Quantum computing specialist Michelle Y. Simmons of the University of New South Wales, in Australia, and coworkers prepared the transistor. They used scanning tunneling microscopy, lithography, and phosphine chemistry to place, with single-lattice-site spatial accuracy, an individual phosphorus atom between electrodes in a silicon device (Nat. Nanotechnol., DOI: 10.1038/nnano.2012.21). Such precise positioning hadn’t been achieved before.

TRANSISTOR TEMPLATE
[+]Enlarge
Credit: Martin Fuechsle
STM image shows a lithography mask used to incorporate phosphorus atom at center pink spot and electrical leads at pink rectangular sites to create single-atom transistor.
STM image shows lithography mask for incorporating posphorus atoms (pink spot, center) and electrical leads (pink rectangles) into single-atom transistor device.
Credit: Martin Fuechsle
STM image shows a lithography mask used to incorporate phosphorus atom at center pink spot and electrical leads at pink rectangular sites to create single-atom transistor.

Single-atom transistors may represent the ultimate density in integrated circuits.
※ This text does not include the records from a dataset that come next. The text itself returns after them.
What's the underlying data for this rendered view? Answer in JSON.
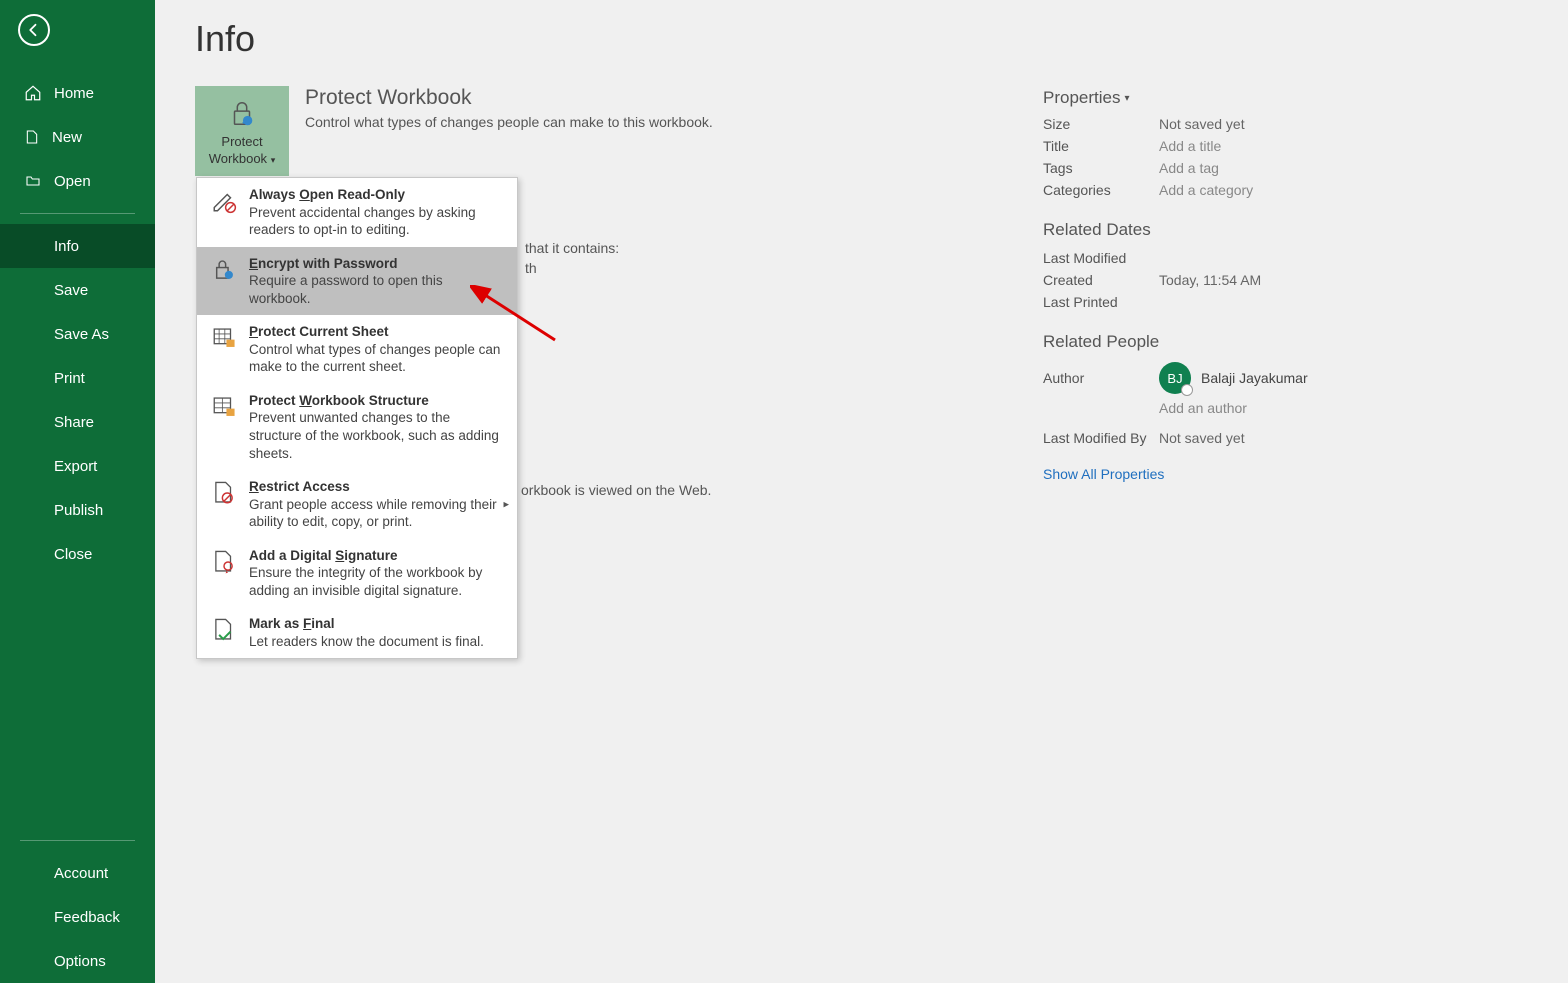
{
  "sidebar": {
    "home": "Home",
    "new": "New",
    "open": "Open",
    "info": "Info",
    "save": "Save",
    "saveas": "Save As",
    "print": "Print",
    "share": "Share",
    "export": "Export",
    "publish": "Publish",
    "close": "Close",
    "account": "Account",
    "feedback": "Feedback",
    "options": "Options"
  },
  "page": {
    "title": "Info"
  },
  "protect": {
    "button_line1": "Protect",
    "button_line2": "Workbook",
    "heading": "Protect Workbook",
    "desc": "Control what types of changes people can make to this workbook."
  },
  "dropdown": {
    "readonly": {
      "title_pre": "Always ",
      "title_u": "O",
      "title_post": "pen Read-Only",
      "desc": "Prevent accidental changes by asking readers to opt-in to editing."
    },
    "encrypt": {
      "title_u": "E",
      "title_post": "ncrypt with Password",
      "desc": "Require a password to open this workbook."
    },
    "sheet": {
      "title_u": "P",
      "title_post": "rotect Current Sheet",
      "desc": "Control what types of changes people can make to the current sheet."
    },
    "structure": {
      "title_pre": "Protect ",
      "title_u": "W",
      "title_post": "orkbook Structure",
      "desc": "Prevent unwanted changes to the structure of the workbook, such as adding sheets."
    },
    "restrict": {
      "title_u": "R",
      "title_post": "estrict Access",
      "desc": "Grant people access while removing their ability to edit, copy, or print."
    },
    "signature": {
      "title_pre": "Add a Digital ",
      "title_u": "S",
      "title_post": "ignature",
      "desc": "Ensure the integrity of the workbook by adding an invisible digital signature."
    },
    "final": {
      "title_pre": "Mark as ",
      "title_u": "F",
      "title_post": "inal",
      "desc": "Let readers know the document is final."
    }
  },
  "behind_text": {
    "frag1": "that it contains:",
    "frag2": "th",
    "frag3": "orkbook is viewed on the Web."
  },
  "properties": {
    "heading": "Properties",
    "size_label": "Size",
    "size_value": "Not saved yet",
    "title_label": "Title",
    "title_value": "Add a title",
    "tags_label": "Tags",
    "tags_value": "Add a tag",
    "categories_label": "Categories",
    "categories_value": "Add a category",
    "related_dates": "Related Dates",
    "modified_label": "Last Modified",
    "modified_value": "",
    "created_label": "Created",
    "created_value": "Today, 11:54 AM",
    "printed_label": "Last Printed",
    "printed_value": "",
    "related_people": "Related People",
    "author_label": "Author",
    "author_initials": "BJ",
    "author_name": "Balaji Jayakumar",
    "add_author": "Add an author",
    "last_modified_by_label": "Last Modified By",
    "last_modified_by_value": "Not saved yet",
    "show_all": "Show All Properties"
  }
}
But creating such transistors is painstaking, and the feasibility of making practical devices that comprise millions or billions of them is not yet known. The fact that the phosphorus transistor operates only at temperatures close to absolute zero also limits everyday applications for now.

Nevertheless, the phosphorus transistor represents a step toward quantum computers. Quantum computers would achieve greater power and speed by encoding information in qubits, which adopt more states than just the two (0 and 1) in conventional computer bits. Precise atom positioning would be required to interrogate the information in qubits accurately.

Device modeler Asen Asenov of the University of Glasgow believes the experimentation is “ground-breaking.” Molecular device fabricator Robert A. Wolkow of the University of Alberta believes that Simmons’ group and others reported substantially similar results earlier. Some of the study’s simulations have technical deficiencies, Asenov adds.

Quantum computing expert Bruce E. Kane of the University of Maryland notes that the one-atom transistor is not currently practical for conventional devices and doesn’t carry out quantum operations either. But he calls the work “an experimental and engineering tour de force” and believes Simmons’ group now has the requisite tools to begin building quantum computers “that would go beyond the current state of the art.”